While the DEA and certain legislators in Washington D.C. wring their hands over relatively innocuous marijuana (despite increasing legalization and acceptance), the most serious drug problem involves legal prescription medications.
Last month, the U.S. Surgeon General’s Office published a report, “Facing Addiction in America,” which pointed out that nearly 80 Americans die every day because of opioid overdose. That figure has only gotten worse – and the surprising aspect of it is that most of the problem is not in the inner cities. Rather, it’s happening primarily in rural areas of the country. Tragically, it is most apparent in maternity wards, where an appalling number of infants are coming into the world already addicted and experiencing withdrawal symptoms.

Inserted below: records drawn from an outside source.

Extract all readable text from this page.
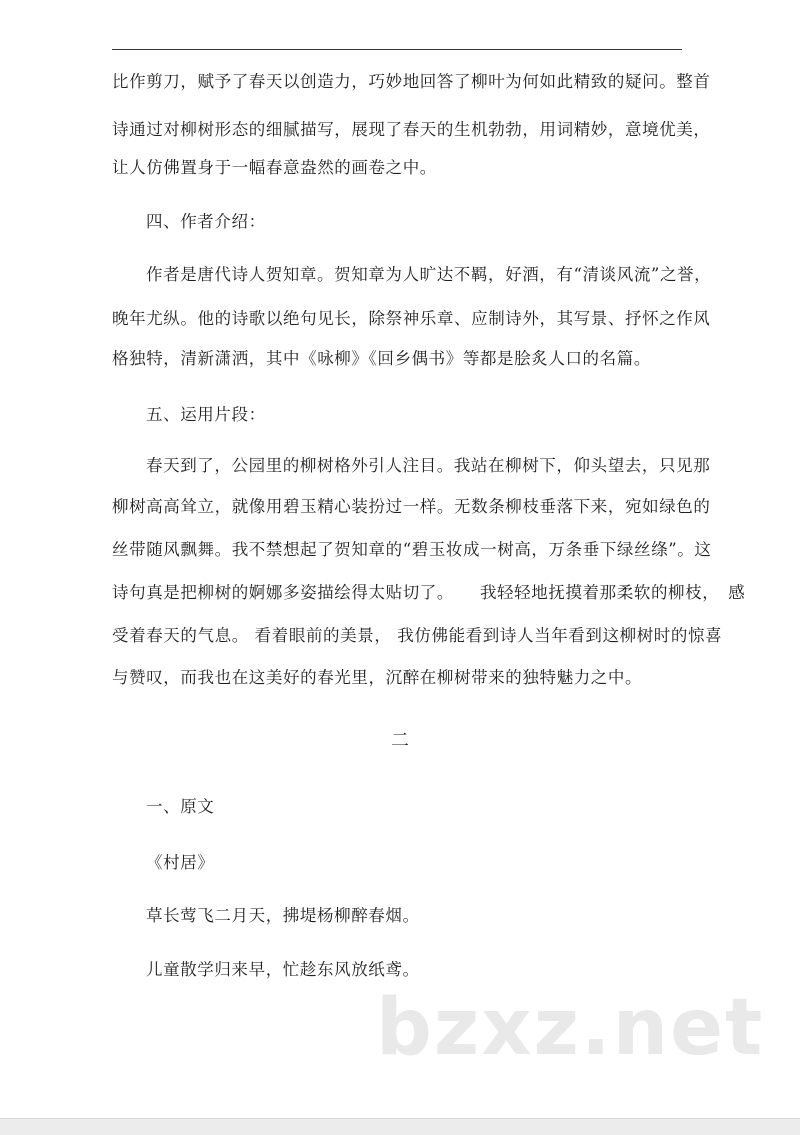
比作剪刀，赋予了春天以创造力，巧妙地回答了柳叶为何如此精致的疑问。整首
诗通过对柳树形态的细腻描写，展现了春天的生机勃勃，用词精妙，意境优美，
让人仿佛置身于一幅春意盎然的画卷之中。
四、作者介绍：
作者是唐代诗人贺知章。贺知章为人旷达不羁，好酒，有“清谈风流”之誉，
晚年尤纵。他的诗歌以绝句见长，除祭神乐章、应制诗外，其写景、抒怀之作风
格独特，清新潇洒，其中《咏柳》《回乡偶书》等都是脍炙人口的名篇。
五、运用片段：
春天到了，公园里的柳树格外引人注目。我站在柳树下，仰头望去，只见那
柳树高高耸立，就像用碧玉精心装扮过一样。无数条柳枝垂落下来，宛如绿色的
丝带随风飘舞。我不禁想起了贺知章的“碧玉妆成一树高，万条垂下绿丝绦”。这
诗句真是把柳树的婀娜多姿描绘得太贴切了。　　我轻轻地抚摸着那柔软的柳枝，　感
受着春天的气息。 看着眼前的美景， 我仿佛能看到诗人当年看到这柳树时的惊喜
与赞叹，而我也在这美好的春光里，沉醉在柳树带来的独特魅力之中。
二
一、原文
《村居》
草长莺飞二月天，拂堤杨柳醉春烟。
儿童散学归来早，忙趁东风放纸鸢。
bzxz.net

These grim facts are the focus of a recent report published in the Journal of the American Medical Association (JAMA). While overall rates of abuse and death from prescription opioids is up only slightly (about 4% between 2014 and 2015, according to the Centers for Disease Control), rates of what is called “neonatal abstinence syndrome” (NAS) and pregnant women in rural communities has increased by nearly 400% since the turn of the present century.
The JAMA study is the first to take a look at opioid abuse by expectant mothers in rural areas as compared to those living in cities. The study concluded that “rural infants and mothers with opioid-related diagnoses were more likely to be from lower-income families, have public insurance, and be transferred to another hospital following delivery.”
Furthermore, between 2003 and 2013, there was a 60% increase in the number of newborns in rural communities who were diagnosed with NAS. That rate is 80% higher than that of metropolitan areas. Today, rural infants make up 21% of all NAS cases reported across the country – as compared with 13% of urban newborns. Those infants are born experiencing seizures along with difficulties eating, breathing and sleeping.
It doesn’t help that the number of rural pregnant women abusing opioids is 70% greater than that of urban expectant mothers. One reason researchers give for the discrepancy is access to treatment. Across the board, treatment programs for opioid addiction are far more available in the cities than in Rural America.
To make these treatment options more available in rural counties would go a long way toward lowering the rate of NAS. Dr. Larissa Mooney, who teaches clinical psychiatry at UCLA and specializes in addiction issues, points out that women who have access to treatment and education tend to make healthier pre-natal lifestyle choices.
Help may be on the way; the controversial “21st Century Cures” legislation that recently passed in Congress includes $1 billion that is earmarked for the expansion of treatment centers. Whether or not the incoming Administration will follow through has yet to be seen. Over a century ago, Dr. William Halsted realized that addiction was a disease, calling for treatment just like any other illness.
On the other hand, many conservatives in Washington D.C. and elsewhere continue to cling to the idea that addiction is a moral failing and a form of misbehavior that should be punished.